Track Anything Behind Everything: Zero-Shot Amodal Video Object Segmentation
Finlay G. C. Hudson, William A. P. Smith
TL;DR
The paper tackles zero-shot amodal video segmentation by leveraging a single visible query mask and temporal context to infer complete object shapes behind occluders. It introduces TABE, a diffusion-based outpainting pipeline guided by per-frame target regions derived from depth and approximate amodal boxes, and TABE-51, a realistic occlusion-rich dataset created via compositing real video clips. A dedicated occlusion reasoning module and finetuning regime improve temporal coherence and amodal fidelity, with evaluation metrics that isolate amodal completion.
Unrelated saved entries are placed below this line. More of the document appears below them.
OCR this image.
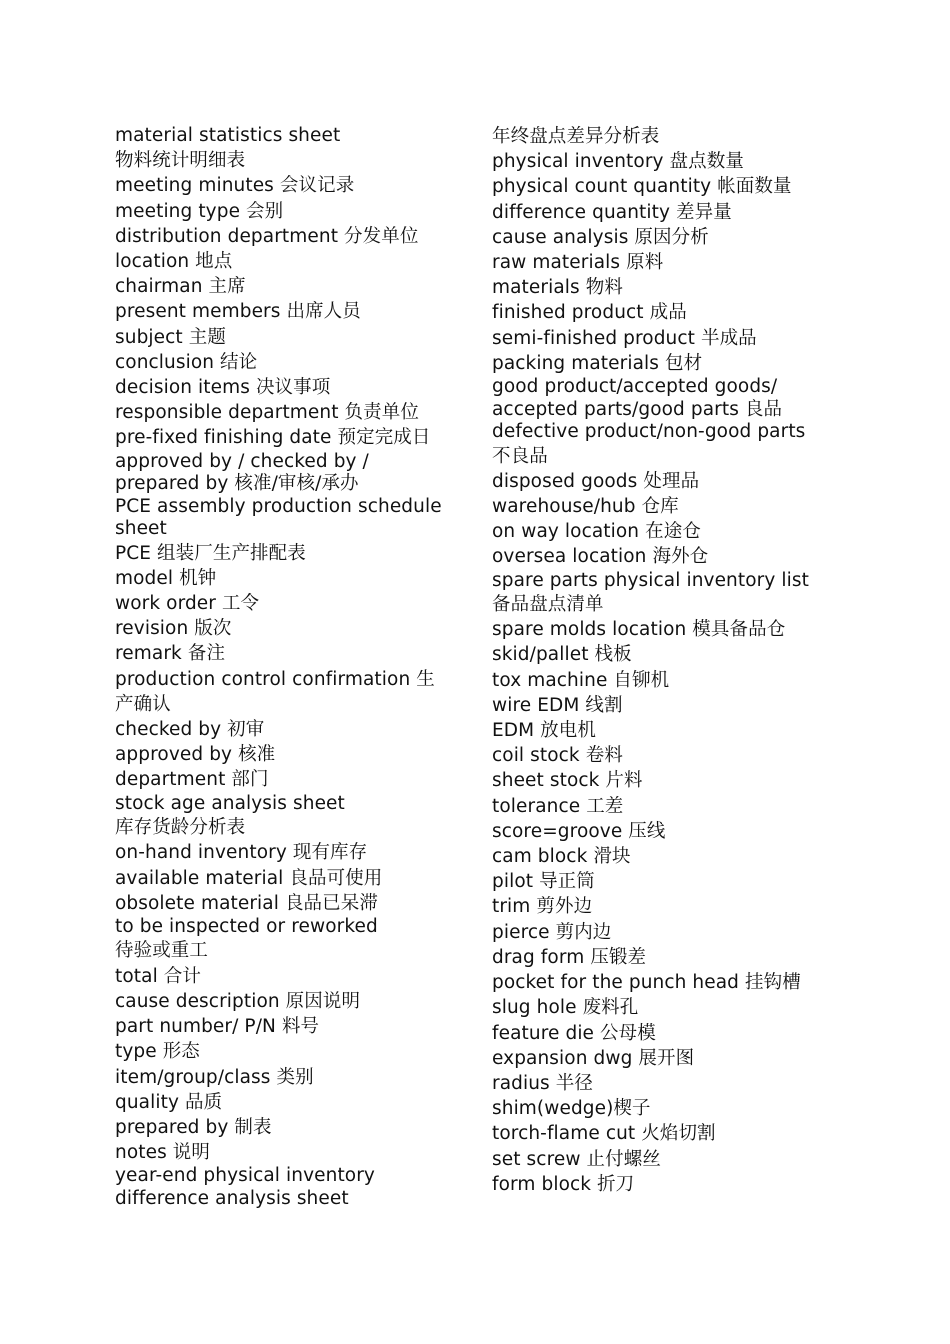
material statistics sheet

物料统计明细表

meeting minutes 会议记录

meeting type 会别

distribution department 分发单位

location 地点

chairman 主席

present members 出席人员

subject 主题

conclusion 结论

decision items 决议事项

responsible department 负责单位

pre-fixed finishing date 预定完成日

approved by / checked by /

prepared by 核准/审核/承办

PCE assembly production schedule

sheet

PCE 组装厂生产排配表

model 机钟

work order 工令

revision 版次

remark 备注

production control confirmation 生

产确认

checked by 初审

approved by 核准

department 部门

stock age analysis sheet

库存货龄分析表

on-hand inventory 现有库存

available material 良品可使用

obsolete material 良品已呆滞

to be inspected or reworked

待验或重工

total 合计

cause description 原因说明

part number/ P/N 料号

type 形态

item/group/class 类别

quality 品质

prepared by 制表

notes 说明

year-end physical inventory

difference analysis sheet

年终盘点差异分析表

physical inventory 盘点数量

physical count quantity 帐面数量

difference quantity 差异量

cause analysis 原因分析

raw materials 原料

materials 物料

finished product 成品

semi-finished product 半成品

packing materials 包材

good product/accepted goods/

accepted parts/good parts 良品

defective product/non-good parts

不良品

disposed goods 处理品

warehouse/hub 仓库

on way location 在途仓

oversea location 海外仓

spare parts physical inventory list

备品盘点清单

spare molds location 模具备品仓

skid/pallet 栈板

tox machine 自铆机

wire EDM 线割

EDM 放电机

coil stock 卷料

sheet stock 片料

tolerance 工差

score=groove 压线

cam block 滑块

pilot 导正筒

trim 剪外边

pierce 剪内边

drag form 压锻差

pocket for the punch head 挂钩槽

slug hole 废料孔

feature die 公母模

expansion dwg 展开图

radius 半径

shim(wedge)楔子

torch-flame cut 火焰切割

set screw 止付螺丝

form block 折刀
Results show TABE consistently outperforms contemporary baselines across occlusion-focused metrics, highlighting the practical potential for robust occlusion handling in video understanding tasks.
Abstract
We present Track Anything Behind Everything (TABE), a novel dataset, pipeline, and evaluation framework for zero-shot amodal completion from visible masks. Unlike existing methods that require pretrained class labels, our approach uses a single query mask from the first frame where the object is visible, enabling flexible, zero-shot inference. Our dataset, TABE-51 provides highly accurate ground truth amodal segmentation masks without the need for human estimation or 3D reconstruction. Our TABE pipeline is specifically designed to handle amodal completion, even in scenarios where objects are completely occluded. We also introduce a specialised evaluation framework that isolates amodal completion performance, free from the influence of traditional visual segmentation metrics.